Ach so, noch ein Nachtrag zu gestern: Der Volkstanzabend des Schiffspersonals reichte vom spanischen Trallalla bis zum norwegischen Hopsassa und war fast so rührend wie die kleinen, gelben Blümchen zwischen den Steinen, vor allem, als ein Philippino in Lederhosen den bayerischen Rhythmus nicht schaffte, sodass Frau Dorsch mehrmals schreien musste: »JETZT IST ER SCHON WIEDER HINGEFALLEN!« Und unsere sonst so diskrete, zurückhaltende Weinkellnerin entpuppte sich auf der Bühne als Temperamentsbolzen der Sonderklasse. Kennt man ja von der Weihnachtsparty im Büro.
Vorher hatte es den Empfang für die »Club-Mitglieder« gegeben, die Repeaters, die schon früher mal Gast auf einem Schiff dieser Kreuzfahrtlinie gewesen waren. Erstaunlich viele, hätte ich niemals vermutet: Mehr als 70 Prozent der Passagiere stellten sich als Wiederholungstäter heraus, darunter als absoluter Champion eine ältere, unauffällige Dame mit insgesamt 1700 Passagiertagen, fast fünf Jahre also war sie unterwegs auf einem Schiff, alles zusammengerechnet. Anderswo bekommt man nach so langer Haftzeit Bewährung, bei uns bekam sie eine stehende Ovation 5 . Und Champagner satt, wie alle Repeaters an diesem Abend.
Eine Schweizerin mit 800 Passagiertagen und im besten Alter (was auf einem Kreuzfahrtschiff bedeutet: unter 70) hatte Ehrung und Champagner so sehr genossen, dass sie später, bei der Volkstanz-Vorführung, die Schmerzgrenze alpenläntlischer Enthemmung überschritt und jodelähnliche Lustschreie auszustoßen begann, anfangs nur nach den Tänzen, später sogar schon bei deren Anküntligung. Als wir auf dem Weg zum Ausgang an ihrem Tisch vorbeikamen, hielt sie mich am Ärmel fest und jauchzte auf, was ich zunächst als schweizerischen Brunftschrei missverstand, als weibliches Gegenstück zum Alphorn.
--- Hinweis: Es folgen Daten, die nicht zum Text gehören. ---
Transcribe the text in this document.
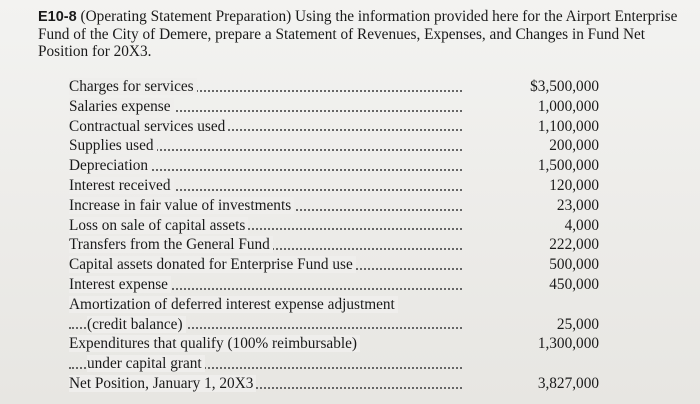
E10-8 (Operating Statement Preparation) Using the information provided here for the Airport Enterprise Fund of the City of Demere, prepare a Statement of Revenues, Expenses, and Changes in Fund Net Position for 20X3.
Charges for services	$3,500,000
Salaries expense	1,000,000
Contractual services used	1,100,000
Supplies used	200,000
Depreciation	1,500,000
Interest received	120,000
Increase in fair value of investments	23,000
Loss on sale of capital assets	4,000
Transfers from the General Fund	222,000
Capital assets donated for Enterprise Fund use	500,000
Interest expense	450,000
Amortization of deferred interest expense adjustment
(credit balance)	25,000
Expenditures that qualify (100% reimbursable)	1,300,000
under capital grant
Net Position, January 1, 20X3	3,827,000
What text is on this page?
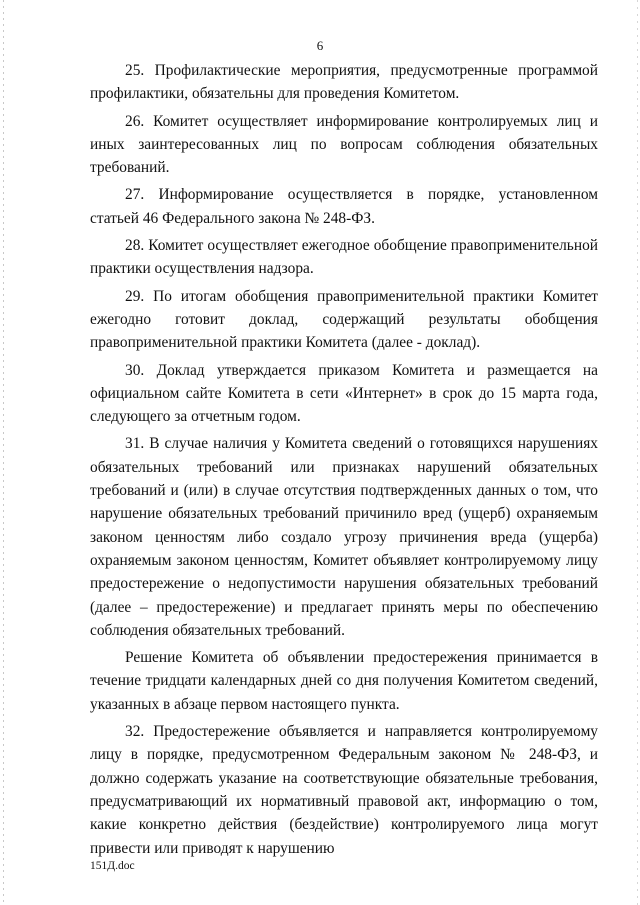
6

25. Профилактические мероприятия, предусмотренные программой профилактики, обязательны для проведения Комитетом.

26. Комитет осуществляет информирование контролируемых лиц и иных заинтересованных лиц по вопросам соблюдения обязательных требований.

27. Информирование осуществляется в порядке, установленном статьей 46 Федерального закона № 248-ФЗ.

28. Комитет осуществляет ежегодное обобщение правоприменительной практики осуществления надзора.

29. По итогам обобщения правоприменительной практики Комитет ежегодно готовит доклад, содержащий результаты обобщения правоприменительной практики Комитета (далее - доклад).

30. Доклад утверждается приказом Комитета и размещается на официальном сайте Комитета в сети «Интернет» в срок до 15 марта года, следующего за отчетным годом.

31. В случае наличия у Комитета сведений о готовящихся нарушениях обязательных требований или признаках нарушений обязательных требований и (или) в случае отсутствия подтвержденных данных о том, что нарушение обязательных требований причинило вред (ущерб) охраняемым законом ценностям либо создало угрозу причинения вреда (ущерба) охраняемым законом ценностям, Комитет объявляет контролируемому лицу предостережение о недопустимости нарушения обязательных требований (далее – предостережение) и предлагает принять меры по обеспечению соблюдения обязательных требований.

Решение Комитета об объявлении предостережения принимается в течение тридцати календарных дней со дня получения Комитетом сведений, указанных в абзаце первом настоящего пункта.

32. Предостережение объявляется и направляется контролируемому лицу в порядке, предусмотренном Федеральным законом № 248-ФЗ, и должно содержать указание на соответствующие обязательные требования, предусматривающий их нормативный правовой акт, информацию о том, какие конкретно действия (бездействие) контролируемого лица могут привести или приводят к нарушению

151Д.doc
Aber es war Kritik.
»Deine Lesung war langweilig, keine Stimmung!«, sagte sie laut, aber bedächtig, denn auch ein Vollrausch beschleunigt Schweizer nicht wesentlich. »DAS hier ist Stimmung, oder?« Und zur Bestätigung stieß sie einen weiteren Lustschrei aus, als wäre sie in diesem Moment schwanger geworden. Damit sie meinen Ärmel losließ, versprach ich ihr, beim nächsten Mal richtig die Sau rauszulassen, in der sicheren Erwartung, dass der unweigerlich folgende Kater sie von meiner zweiten Lesung — heute nach dem Abendessen — fern hält.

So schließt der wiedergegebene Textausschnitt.